St. Pete couple can use their $15,000 driveway — with one condition

In a sometime confusing session, the city's Development Review Commission agreed Wednesday that Larry and Dana Cremo could park in their new $15,000 driveway as long as they remove a small portion
Larry Cremo and Dana Cremo pose on the driveway they added to their St. Petersburg home during renovations of the home where Dana Cremo was raised. After renovations were completed, the driveway was flagged as a code violation. [JOHN PENDYGRAFT | TIMES]
Larry Cremo and Dana Cremo pose on the driveway they added to their St. Petersburg home during renovations of the home where Dana Cremo was raised. After renovations were completed, the driveway was flagged as a code violation. [JOHN PENDYGRAFT | TIMES]
Published December 6
Updated December 7

ST. PETERSBURG — The Great Driveway Flap has been resolved — almost.

After some confusion, the city's Development Review Commission agreed Wednesday that Larry and Dana Cremo can park in their new $15,000 driveway as long as they remove a small portion close to city-owned property.

"I feel absolutely terrific,'' Cremo, a former Navy and Delta Airlines pilot said after the hearing. "It's a compromise but I've always been open to a compromise.''

As part of a major home renovation, the Cremos installed what actually is a parking pad made of pavers in front of their house on Beach Drive in the Old Northeast. They had been parking there for several months when an inspector cited them in January for violating codes by putting in what the city claimed was an illegal driveway.

At Wednesday's hearing, the Cremos sought an after-the-fact variance to use their front parking area. Things got off to a tense start because of a city staff report that indicated — incorrectly — that the couple also sought approval to extend the pad/driveway to Beach Drive.

“No! No! No!” Cremo told the commissioners. "We never, ever acted to connect to Beach Drive.''

The Cremos' architect, Jim Bedinghaus, said the site plans he initially drew up showed the paved area extending across city land to Beach Drive. But after a zoning official said the Cremos would need a variance to do that, Bedinghaus revised the plans to keep the parking pad entirely on their property.
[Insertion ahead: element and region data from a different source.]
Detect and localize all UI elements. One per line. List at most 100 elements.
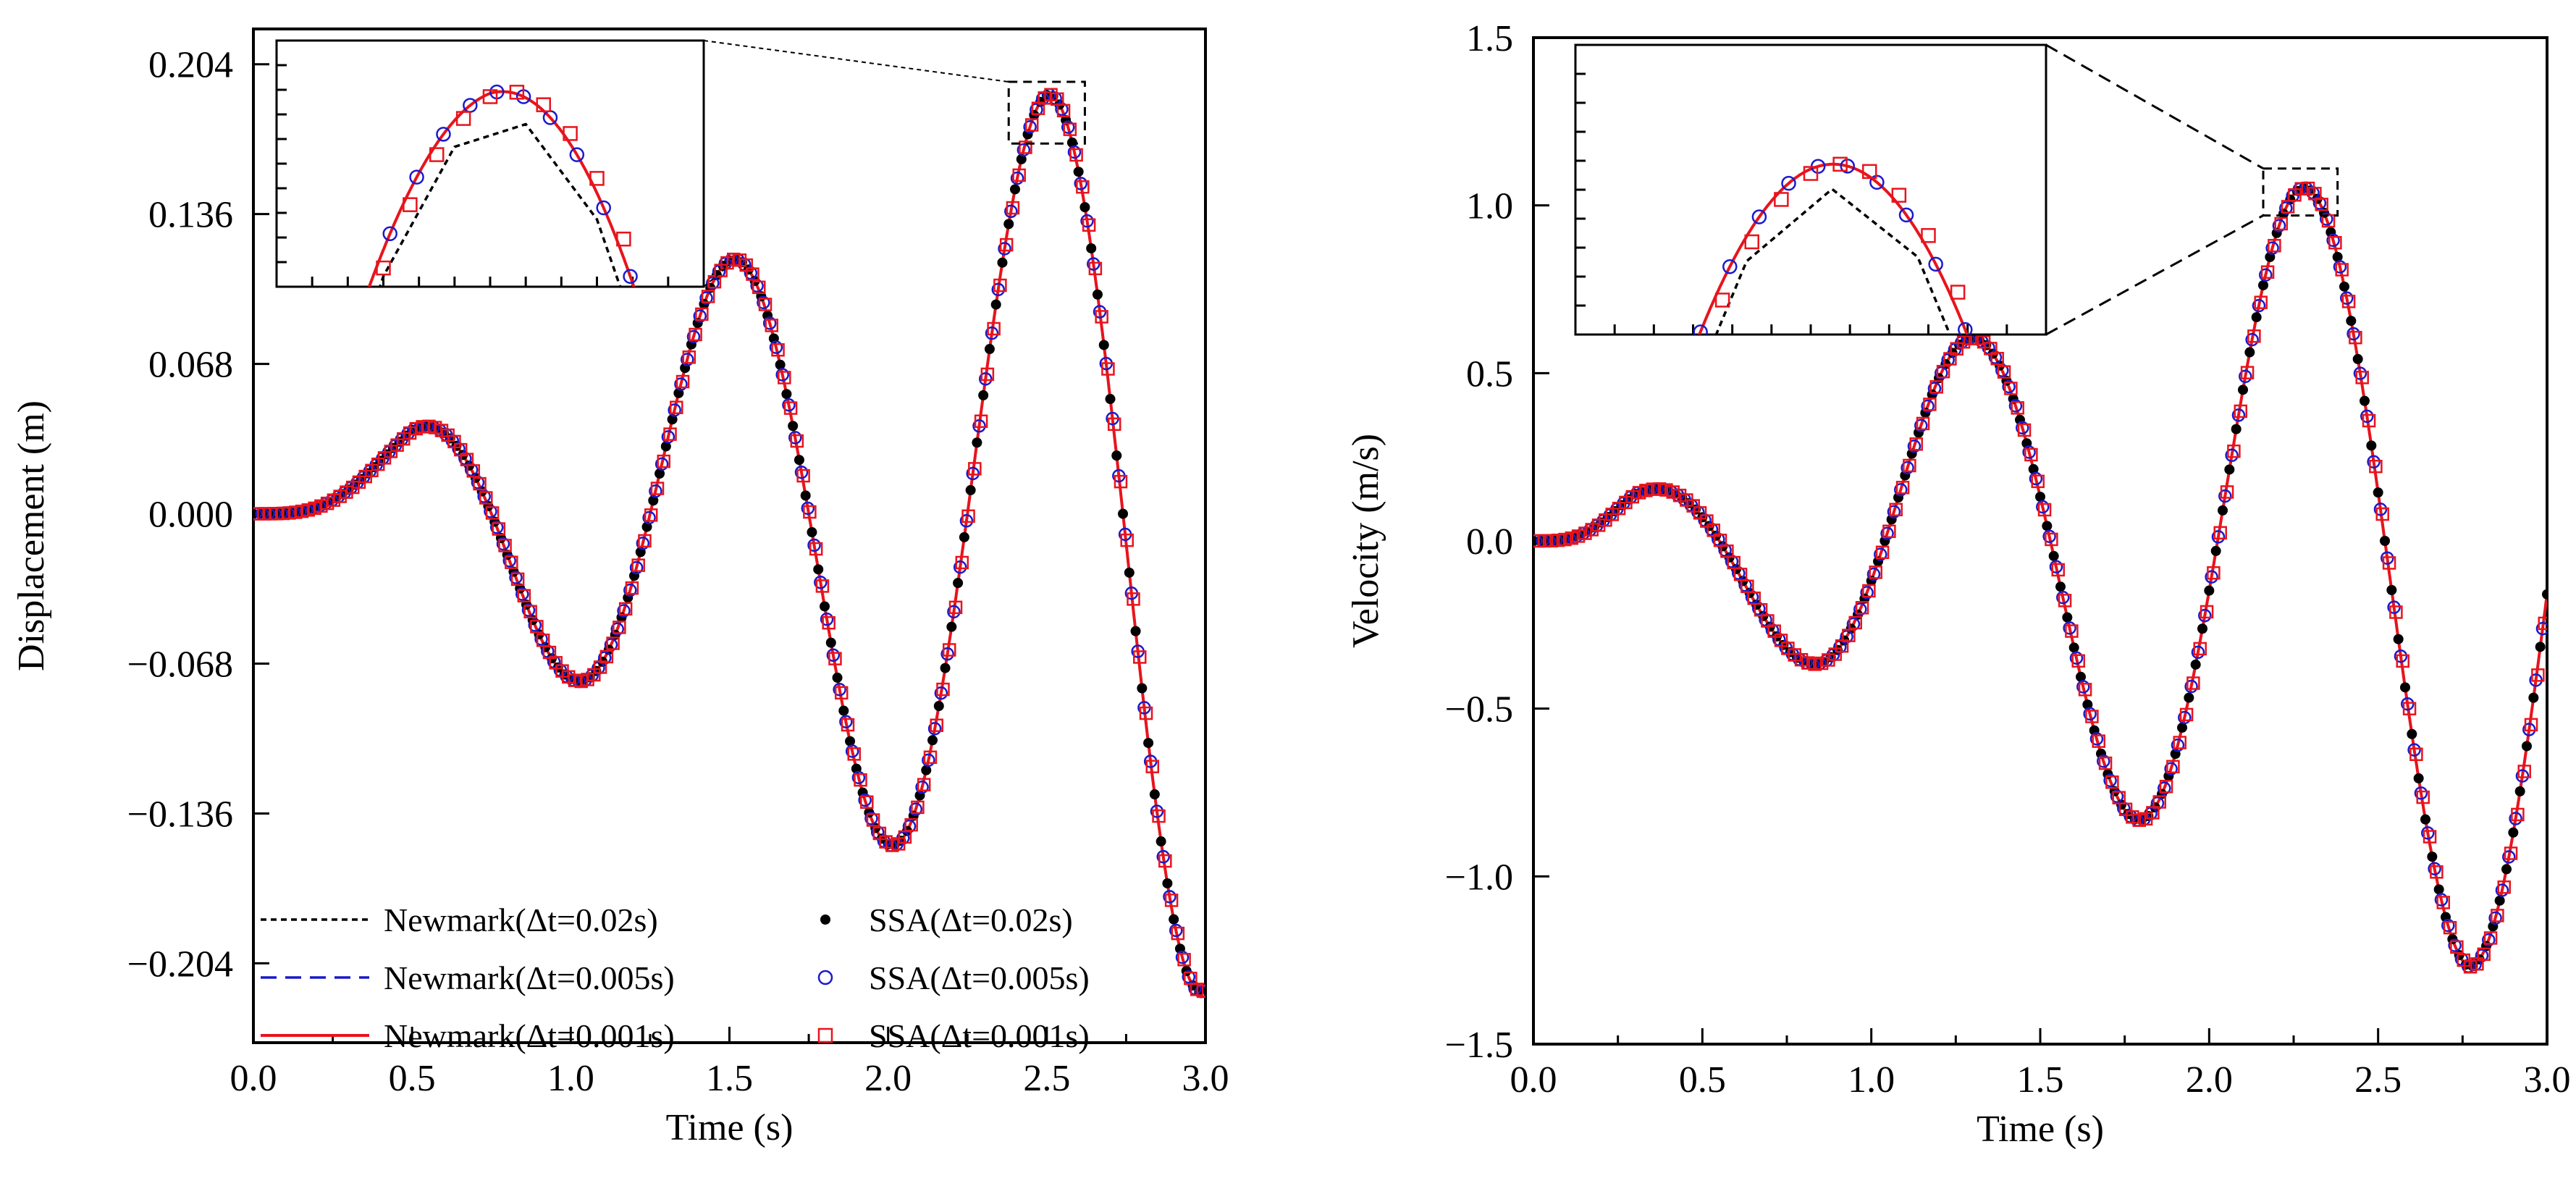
series-marker-open-circle bbox=[2441, 918, 2455, 933]
series-marker-open-circle bbox=[2164, 762, 2178, 776]
series-marker-filled-circle bbox=[2244, 347, 2255, 358]
series-marker-open-square bbox=[1120, 533, 1134, 547]
zoom-inset bbox=[275, 39, 705, 587]
series-marker-open-square bbox=[948, 600, 963, 615]
series-marker-open-circle bbox=[1725, 555, 1739, 568]
inset-marker-open-circle bbox=[2018, 501, 2031, 514]
series-marker-open-square bbox=[943, 643, 956, 657]
series-marker-open-circle bbox=[1860, 586, 1874, 600]
series-marker-open-square bbox=[2362, 413, 2376, 428]
series-marker-open-circle bbox=[2340, 291, 2354, 305]
series-marker-filled-circle bbox=[2433, 884, 2444, 895]
series-marker-open-square bbox=[1659, 483, 1673, 497]
series-marker-filled-circle bbox=[940, 663, 951, 673]
series-marker-open-circle bbox=[991, 282, 1006, 297]
series-marker-open-circle bbox=[1704, 522, 1719, 537]
series-marker-filled-circle bbox=[2407, 728, 2417, 739]
series-marker-open-square bbox=[1788, 648, 1801, 662]
inset-marker-open-circle bbox=[277, 574, 290, 587]
series-marker-open-circle bbox=[826, 648, 841, 663]
series-marker-open-square bbox=[2227, 444, 2241, 458]
series-marker-filled-circle bbox=[953, 578, 964, 589]
series-marker-open-square bbox=[1082, 218, 1096, 232]
series-marker-filled-circle bbox=[2177, 722, 2187, 733]
inset-marker-open-square bbox=[616, 231, 631, 247]
series-marker-open-square bbox=[1903, 458, 1916, 473]
series-marker-open-square bbox=[1145, 760, 1160, 773]
x-tick-label: 2.0 bbox=[864, 1058, 912, 1099]
series-marker-filled-circle bbox=[1073, 167, 1084, 177]
series-marker-open-square bbox=[1875, 545, 1890, 560]
inset-marker-open-circle bbox=[1898, 207, 1914, 223]
series-marker-open-square bbox=[1127, 592, 1140, 606]
series-marker-filled-circle bbox=[660, 441, 671, 452]
series-marker-open-circle bbox=[922, 753, 935, 768]
inset-marker-open-square bbox=[1744, 234, 1759, 250]
series-marker-open-circle bbox=[706, 276, 720, 290]
legend-label: SSA(Δt=0.005s) bbox=[869, 959, 1090, 996]
series-marker-filled-circle bbox=[1143, 738, 1154, 749]
inset-marker-open-circle bbox=[1988, 405, 2001, 418]
series-marker-open-circle bbox=[2401, 697, 2415, 711]
series-marker-open-circle bbox=[1163, 890, 1177, 904]
series-marker-open-circle bbox=[2097, 754, 2110, 768]
series-marker-filled-circle bbox=[2400, 682, 2410, 693]
series-marker-open-circle bbox=[2042, 529, 2056, 544]
series-marker-open-square bbox=[675, 374, 690, 389]
series-marker-open-circle bbox=[2158, 781, 2171, 795]
series-marker-open-square bbox=[974, 414, 988, 428]
series-marker-open-circle bbox=[801, 501, 815, 516]
series-marker-filled-circle bbox=[2393, 634, 2404, 644]
inset-marker-open-square bbox=[1950, 285, 1966, 300]
series-marker-open-square bbox=[1196, 984, 1205, 998]
series-marker-filled-circle bbox=[1130, 626, 1141, 636]
zoom-highlight-box bbox=[1007, 80, 1086, 145]
series-marker-open-circle bbox=[1067, 145, 1082, 159]
inset-marker-open-square bbox=[455, 111, 471, 126]
series-marker-open-circle bbox=[959, 514, 974, 528]
series-marker-open-circle bbox=[484, 505, 497, 518]
series-marker-open-square bbox=[1916, 416, 1930, 431]
series-marker-filled-circle bbox=[1098, 340, 1109, 350]
series-marker-open-square bbox=[1848, 615, 1862, 630]
series-marker-filled-circle bbox=[2380, 536, 2390, 546]
series-marker-open-square bbox=[1095, 310, 1108, 324]
series-layer bbox=[1533, 181, 2547, 974]
series-marker-open-square bbox=[955, 555, 969, 570]
series-marker-open-circle bbox=[1894, 483, 1908, 497]
series-marker-filled-circle bbox=[1118, 508, 1129, 519]
series-marker-open-square bbox=[1019, 140, 1032, 154]
series-marker-open-square bbox=[1164, 894, 1179, 907]
series-marker-open-circle bbox=[985, 326, 999, 340]
series-marker-open-square bbox=[1646, 482, 1659, 496]
series-marker-open-circle bbox=[489, 521, 504, 534]
series-marker-filled-circle bbox=[2360, 395, 2370, 406]
series-marker-open-circle bbox=[699, 291, 713, 305]
series-marker-filled-circle bbox=[1124, 567, 1135, 578]
series-marker-filled-circle bbox=[1111, 450, 1122, 461]
series-marker-open-square bbox=[2436, 896, 2450, 909]
inset-marker-open-circle bbox=[1781, 175, 1796, 191]
series-marker-open-square bbox=[618, 602, 633, 616]
series-marker-open-square bbox=[993, 278, 1007, 293]
series-marker-open-circle bbox=[762, 316, 777, 330]
series-marker-filled-circle bbox=[2231, 424, 2242, 434]
series-marker-open-square bbox=[2491, 909, 2504, 922]
x-tick-label: 3.0 bbox=[2524, 1059, 2571, 1101]
series-marker-open-circle bbox=[934, 686, 948, 700]
series-marker-open-circle bbox=[2245, 332, 2259, 347]
series-marker-open-square bbox=[1720, 545, 1734, 558]
series-marker-open-square bbox=[2126, 810, 2139, 824]
series-marker-open-square bbox=[638, 534, 652, 548]
series-marker-open-square bbox=[778, 371, 791, 384]
series-marker-open-square bbox=[917, 778, 931, 791]
y-tick-label: 1.0 bbox=[1466, 186, 1513, 227]
series-marker-open-square bbox=[473, 476, 487, 491]
series-marker-open-square bbox=[1990, 352, 2004, 366]
series-marker-open-circle bbox=[2279, 201, 2293, 215]
series-marker-open-square bbox=[1862, 584, 1876, 598]
series-marker-open-circle bbox=[1988, 350, 2003, 364]
series-marker-open-square bbox=[2166, 760, 2180, 774]
series-marker-open-circle bbox=[1927, 382, 1942, 395]
series-marker-open-square bbox=[2118, 802, 2133, 817]
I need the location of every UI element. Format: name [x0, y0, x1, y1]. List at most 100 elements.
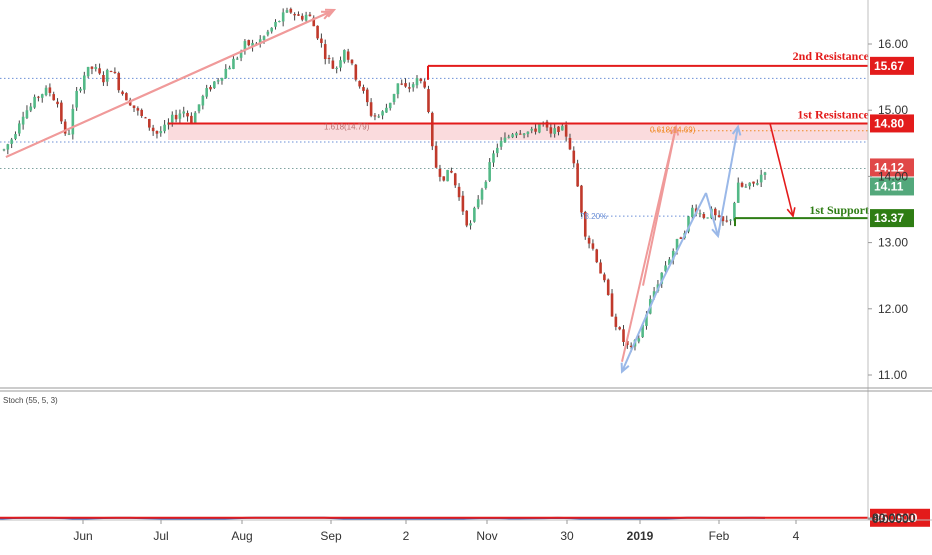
candle-body	[518, 133, 522, 135]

Those revised plans were okayed, he said.

"The signed and sealed construction documents are the ones to go by,'' he told commissioners. "Everything shown in the drawings involving the site plans was approved by the city.''

Those drawings, however, could not be located Wednesday.

"What concerns me is that nobody can produce the drawing that was approved,'' Commissioner John Barie said. "It blows apart the notion that we have an orderly process here.''

Commissioner chairman Matt Walker, a professional engineer, said he understood the Cremos' frustration at being cited for a code violation after a city official said they did not need a variance.

"When city staff tells us we can do something, we depend on that,'' he said. Walker added that many other houses along Beach Drive have driveways that extend to the street.

"You're not approving anything that's going to stand out,'' he told other commissioners.

After it was pointed out to them, the Cremos acknowledged that their pad was installed closer than allowed to city land. They agreed to remove about 60 square feet of pavers to comply with code.

"We'll take it out and be able to park, which was the whole objective,'' Cremo said.